RNA‐Seq and Recurrence Risk Testing for Breast Cancer: Implications for Patient Education

Abstract

Rapid advances in RNA­seq technology and bioinformatic analysis of gene expression has normalized the use of precision diagnostics and recurrence risk testing for breast cancer patients. While these diagnostic approaches have numerous benefits, patients often lack the scientific literacy to evaluate data models ‐ and their uncertainties ‐ for enhancing their health decision‐making. To increase access to scientific knowledge for stakeholders, we designed an educational module that evaluates the validity of RNA‐seq gene expression as a tool for subtyping and determining the prognostic signature of a human breast tumor. Using a crowdsourced approach in the context of an undergraduate course, we recreated the workflow of prominent precision oncology companies ‐ we prepared a whole transcriptome library from a single breast cancer patient, and used multiplex sequencing on twelve uniquely barcoded Illumina preparations.
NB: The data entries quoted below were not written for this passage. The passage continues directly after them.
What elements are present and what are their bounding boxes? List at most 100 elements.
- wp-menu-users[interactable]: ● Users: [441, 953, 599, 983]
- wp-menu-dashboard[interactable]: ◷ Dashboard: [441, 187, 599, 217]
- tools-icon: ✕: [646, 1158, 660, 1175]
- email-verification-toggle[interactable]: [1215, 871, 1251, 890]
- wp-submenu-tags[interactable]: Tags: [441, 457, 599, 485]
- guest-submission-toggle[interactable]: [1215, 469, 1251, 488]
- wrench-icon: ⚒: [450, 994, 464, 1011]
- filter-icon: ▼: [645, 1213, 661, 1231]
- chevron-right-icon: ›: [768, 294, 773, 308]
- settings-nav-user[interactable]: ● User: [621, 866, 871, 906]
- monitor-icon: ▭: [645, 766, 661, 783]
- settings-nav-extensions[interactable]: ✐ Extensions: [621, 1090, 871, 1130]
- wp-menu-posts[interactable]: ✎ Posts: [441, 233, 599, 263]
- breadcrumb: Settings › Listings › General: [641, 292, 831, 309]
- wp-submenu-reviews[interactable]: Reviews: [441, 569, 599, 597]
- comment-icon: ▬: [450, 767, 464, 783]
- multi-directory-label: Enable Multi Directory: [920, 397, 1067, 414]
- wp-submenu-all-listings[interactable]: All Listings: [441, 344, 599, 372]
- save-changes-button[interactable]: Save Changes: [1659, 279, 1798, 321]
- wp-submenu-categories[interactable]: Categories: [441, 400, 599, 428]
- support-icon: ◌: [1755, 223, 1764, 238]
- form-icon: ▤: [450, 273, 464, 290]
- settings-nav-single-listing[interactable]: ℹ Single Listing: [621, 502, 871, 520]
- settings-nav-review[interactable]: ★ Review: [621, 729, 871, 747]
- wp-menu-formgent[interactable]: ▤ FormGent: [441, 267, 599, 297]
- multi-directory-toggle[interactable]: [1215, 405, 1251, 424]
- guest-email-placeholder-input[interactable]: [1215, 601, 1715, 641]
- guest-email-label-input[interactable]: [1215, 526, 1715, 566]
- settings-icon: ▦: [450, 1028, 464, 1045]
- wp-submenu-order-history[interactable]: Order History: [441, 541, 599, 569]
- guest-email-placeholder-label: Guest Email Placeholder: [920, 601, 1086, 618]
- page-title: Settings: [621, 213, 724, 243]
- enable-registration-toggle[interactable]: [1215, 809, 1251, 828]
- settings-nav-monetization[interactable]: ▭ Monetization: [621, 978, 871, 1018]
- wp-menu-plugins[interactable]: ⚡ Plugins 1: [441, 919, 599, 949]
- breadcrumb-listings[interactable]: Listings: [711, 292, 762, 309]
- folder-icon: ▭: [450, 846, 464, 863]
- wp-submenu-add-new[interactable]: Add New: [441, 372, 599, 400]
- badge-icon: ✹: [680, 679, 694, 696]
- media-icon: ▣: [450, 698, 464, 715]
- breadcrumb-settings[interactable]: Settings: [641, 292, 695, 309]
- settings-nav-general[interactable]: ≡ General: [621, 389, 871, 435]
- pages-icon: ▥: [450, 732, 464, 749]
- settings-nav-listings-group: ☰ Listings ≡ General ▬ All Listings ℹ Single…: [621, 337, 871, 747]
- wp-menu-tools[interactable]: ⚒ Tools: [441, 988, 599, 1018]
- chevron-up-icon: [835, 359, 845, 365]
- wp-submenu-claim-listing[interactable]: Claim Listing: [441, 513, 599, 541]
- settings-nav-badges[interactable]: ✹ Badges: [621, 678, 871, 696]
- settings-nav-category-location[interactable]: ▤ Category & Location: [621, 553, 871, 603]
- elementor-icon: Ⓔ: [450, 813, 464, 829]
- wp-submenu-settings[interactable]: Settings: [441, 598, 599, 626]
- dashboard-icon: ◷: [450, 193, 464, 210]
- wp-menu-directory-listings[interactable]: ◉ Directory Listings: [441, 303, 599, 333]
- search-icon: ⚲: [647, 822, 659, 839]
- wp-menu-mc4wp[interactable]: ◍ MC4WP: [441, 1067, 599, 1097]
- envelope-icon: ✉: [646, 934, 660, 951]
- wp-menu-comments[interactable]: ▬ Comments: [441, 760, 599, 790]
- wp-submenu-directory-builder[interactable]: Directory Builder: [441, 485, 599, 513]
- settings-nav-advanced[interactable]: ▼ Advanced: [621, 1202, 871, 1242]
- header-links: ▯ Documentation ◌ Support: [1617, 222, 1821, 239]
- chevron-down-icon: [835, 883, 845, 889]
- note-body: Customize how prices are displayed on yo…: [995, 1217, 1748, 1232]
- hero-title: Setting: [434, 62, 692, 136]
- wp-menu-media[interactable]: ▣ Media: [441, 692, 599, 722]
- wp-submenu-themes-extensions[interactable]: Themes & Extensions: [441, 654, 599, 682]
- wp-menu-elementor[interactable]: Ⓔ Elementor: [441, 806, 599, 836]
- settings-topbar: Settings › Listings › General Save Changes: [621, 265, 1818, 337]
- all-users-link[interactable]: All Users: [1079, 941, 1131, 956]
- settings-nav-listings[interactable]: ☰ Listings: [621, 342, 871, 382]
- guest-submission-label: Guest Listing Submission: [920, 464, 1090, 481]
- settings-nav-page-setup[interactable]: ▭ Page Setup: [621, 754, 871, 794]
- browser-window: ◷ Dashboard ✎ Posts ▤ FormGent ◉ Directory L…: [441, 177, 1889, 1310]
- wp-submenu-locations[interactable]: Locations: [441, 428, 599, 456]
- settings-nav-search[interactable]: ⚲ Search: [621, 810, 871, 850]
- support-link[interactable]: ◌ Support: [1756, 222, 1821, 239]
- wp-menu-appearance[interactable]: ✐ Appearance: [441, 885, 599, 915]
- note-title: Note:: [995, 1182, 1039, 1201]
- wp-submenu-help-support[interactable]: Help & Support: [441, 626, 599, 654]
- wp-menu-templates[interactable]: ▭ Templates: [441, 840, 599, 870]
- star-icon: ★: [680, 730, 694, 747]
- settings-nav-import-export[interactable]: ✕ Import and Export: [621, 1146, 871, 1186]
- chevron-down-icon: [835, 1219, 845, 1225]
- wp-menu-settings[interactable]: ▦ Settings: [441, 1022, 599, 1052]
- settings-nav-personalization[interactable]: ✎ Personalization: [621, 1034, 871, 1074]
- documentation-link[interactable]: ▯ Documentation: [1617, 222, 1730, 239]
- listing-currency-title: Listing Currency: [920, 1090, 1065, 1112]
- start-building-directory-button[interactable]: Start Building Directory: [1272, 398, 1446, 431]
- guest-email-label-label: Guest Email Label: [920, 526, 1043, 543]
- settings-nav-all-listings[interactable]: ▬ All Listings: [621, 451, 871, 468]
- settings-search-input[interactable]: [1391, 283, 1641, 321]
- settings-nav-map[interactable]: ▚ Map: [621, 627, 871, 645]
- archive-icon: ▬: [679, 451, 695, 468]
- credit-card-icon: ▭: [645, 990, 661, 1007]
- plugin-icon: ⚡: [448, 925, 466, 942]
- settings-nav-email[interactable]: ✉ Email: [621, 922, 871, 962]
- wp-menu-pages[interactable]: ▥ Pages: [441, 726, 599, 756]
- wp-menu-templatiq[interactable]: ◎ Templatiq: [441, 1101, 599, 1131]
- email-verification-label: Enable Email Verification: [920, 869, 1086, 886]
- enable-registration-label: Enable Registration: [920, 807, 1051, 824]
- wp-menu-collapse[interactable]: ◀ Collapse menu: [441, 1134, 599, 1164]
Datasets obtained from the sequencing were subjected to quality control analysis using the Green Line of DNA Subway (FAST QC, FAST X, Kallisto, Sleuth algorithms). Log­ transformed gene expression ratios were used to determine the molecular subtype of the tumor. To calculate the recurrence risk, the Oncotype DX model was used, including 16 cancer genes and 5 reference genes. Results from the proof‐of‐concept experiment indicated significant overexpression of ER and PR genes (p<0.01) and concomitant underexpression of HER2 and Ki67 genes (p<0.01), consistent with a Luminal A tumor subtype. The Oncotype DX score was >25, suggesting high risk for 10 year distant recurrence (95% CI). Further exploration of the model indicated that normalization to aberrantly expressed reference genes can greatly skew the recurrence risk calculation, highlighting limits to the predictive power of this tool. Taken together, our findings illustrate the validity of RNA‐seq‐based tumor subtyping through an educational module, and underscores the importance of equitable access to genomics education as a form of patient self‐empowerment and decision‐making. We discuss the future implications of this work for education and policy.